I haven’t packed, of course. I can’t seem to rule my days the way I used to. I just can’t seem to get all that excited about them. The things that used to really worry me hardly make a dent. Is my surgeon irritated? Is my husband disgruntled? Am I getting fat? A B? Could be!
Maybe the equanimity we associate with Zen masters is just that they’ve reached the point where they “can’t even.”
Mainly we’re going because I think my husband is at risk psychologically. I don’t think he’s going to kill himself or anything, but he’s pretty despondent. His father is being put on hospice. He’s 96. Flew B29’s in World War II. Came home and made a fortune in television advertising. Managed to piss off the Pulitzers. Watches Fox News. Adores Trump. His kidneys are failing. Well...he’s had a glass of vodka over ice every morning at 11 am for most of his adult life, so no surprise there. He calls it his “special water.” Even at the assisted living center where he resides he continued the tradition. Going to brunch with him, our achingly young trans waiter would bring him a glass of ice without even being asked...it was clear they shared an understanding...and he would take out a flask out of his pocket and fill the water glass up.

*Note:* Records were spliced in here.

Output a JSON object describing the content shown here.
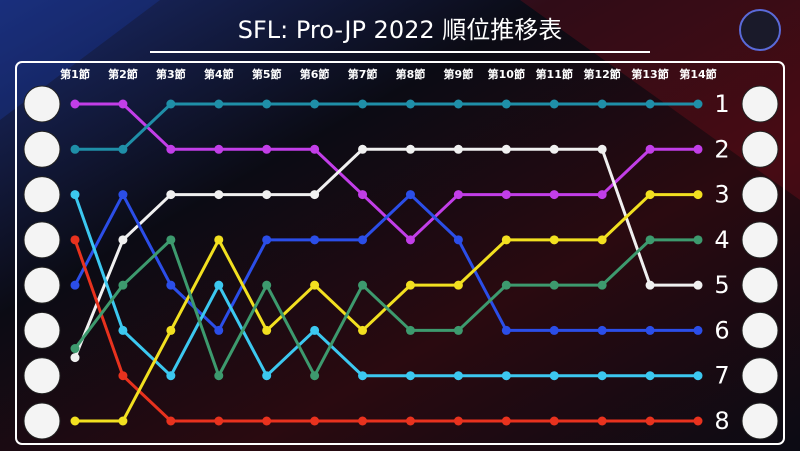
{
  "chart_data": {
    "type": "bump",
    "title": "SFL: Pro-JP 2022 順位推移表",
    "categories": [
      "第1節",
      "第2節",
      "第3節",
      "第4節",
      "第5節",
      "第6節",
      "第7節",
      "第8節",
      "第9節",
      "第10節",
      "第11節",
      "第12節",
      "第13節",
      "第14節"
    ],
    "ylim": [
      8,
      1
    ],
    "yticks": [
      1,
      2,
      3,
      4,
      5,
      6,
      7,
      8
    ],
    "series": [
      {
        "color": "#c23ee8",
        "values": [
          1,
          1,
          2,
          2,
          2,
          2,
          3,
          4,
          3,
          3,
          3,
          3,
          2,
          2
        ]
      },
      {
        "color": "#1f8fa8",
        "values": [
          2,
          2,
          1,
          1,
          1,
          1,
          1,
          1,
          1,
          1,
          1,
          1,
          1,
          1
        ]
      },
      {
        "color": "#f0f0f0",
        "values": [
          6.6,
          4,
          3,
          3,
          3,
          3,
          2,
          2,
          2,
          2,
          2,
          2,
          5,
          5
        ]
      },
      {
        "color": "#2b4ee8",
        "values": [
          5,
          3,
          5,
          6,
          4,
          4,
          4,
          3,
          4,
          6,
          6,
          6,
          6,
          6
        ]
      },
      {
        "color": "#3cc8f0",
        "values": [
          3,
          6,
          7,
          5,
          7,
          6,
          7,
          7,
          7,
          7,
          7,
          7,
          7,
          7
        ]
      },
      {
        "color": "#e8321e",
        "values": [
          4,
          7,
          8,
          8,
          8,
          8,
          8,
          8,
          8,
          8,
          8,
          8,
          8,
          8
        ]
      },
      {
        "color": "#f2e020",
        "values": [
          8,
          8,
          6,
          4,
          6,
          5,
          6,
          5,
          5,
          4,
          4,
          4,
          3,
          3
        ]
      },
      {
        "color": "#3d9a6e",
        "values": [
          6.4,
          5,
          4,
          7,
          5,
          7,
          5,
          6,
          6,
          5,
          5,
          5,
          4,
          4
        ]
      }
    ]
  }
}
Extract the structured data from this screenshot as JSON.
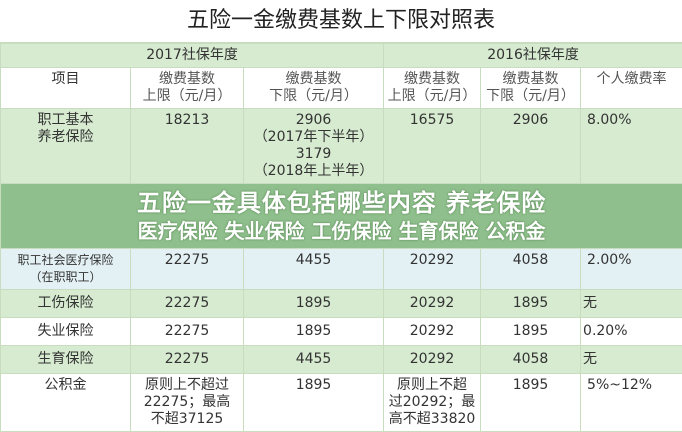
{
  "title": "五险一金缴费基数上下限对照表",
  "year_headers": [
    "2017社保年度",
    "2016社保年度"
  ],
  "columns": [
    "项目",
    "缴费基数\n上限（元/月）",
    "缴费基数\n下限（元/月）",
    "缴费基数\n上限（元/月）",
    "缴费基数\n下限（元/月）",
    "个人缴费率"
  ],
  "rows": [
    [
      "职工基本\n养老保险",
      "18213",
      "2906\n（2017年下半年）\n3179\n（2018年上半年）",
      "16575",
      "2906",
      "8.00%"
    ],
    [
      "职工社会医疗保险\n（在职职工）",
      "22275",
      "4455",
      "20292",
      "4058",
      "2.00%"
    ],
    [
      "工伤保险",
      "22275",
      "1895",
      "20292",
      "1895",
      "无"
    ],
    [
      "失业保险",
      "22275",
      "1895",
      "20292",
      "1895",
      "0.20%"
    ],
    [
      "生育保险",
      "22275",
      "4455",
      "20292",
      "4058",
      "无"
    ],
    [
      "公积金",
      "原则上不超过\n22275；最高\n不超37125",
      "1895",
      "原则上不超\n过20292；最\n高不超33820",
      "1895",
      "5%~12%"
    ]
  ],
  "overlay": {
    "line1": "五险一金具体包括哪些内容 养老保险",
    "line2": "医疗保险 失业保险 工伤保险 生育保险 公积金"
  },
  "colors": {
    "green_row": "#d7ebd1",
    "border": "#c8dcc0"
  }
}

Now they’re talking dialysis, and the high - end facility doesn’t want him going back and forth. So he’s on hospice. Have I told you about the family I married into? They’re shiny, rich and fun, but they don’t much like inconvenience. To me, it doesn’t seem like dialysis a couple times a week would be that different from the life he’s already living. I mean...hook him up...turn on Fox News. Voila. And I’ve tried to explain that the wackiness they’re seeing is partly a result of his failing kidneys. They all have degrees in marketing and communication. I also, to Jay, explained how difficult and painful a death from kidney failure is. He gets it. The rest...unmoved. His older brother is the executor. And I get that he was chosen because of his success in the business world. He’s a big power broker in the communications industry. But this dismissal of biology....well. I guess they’ve all decided 96 years is enough.
I think of my little old lady patients (I have a handful) who take the frickin bus to dialysis. Who find meaning and joy, and persist, despite their swollen legs and aching backs. Who sit and knit for grandchildren while the machine runs.
So I’m taking my husband down to the sea, and we’re going to do what he does best...get into a situation where he has to make something out of nothing. Camp on the beaches, fend for ourselves. I understand why he was so drawn to the wilderness, now, growing up in that environment.
Well, that’s my half hour. I guess I’m ignoring biology, too.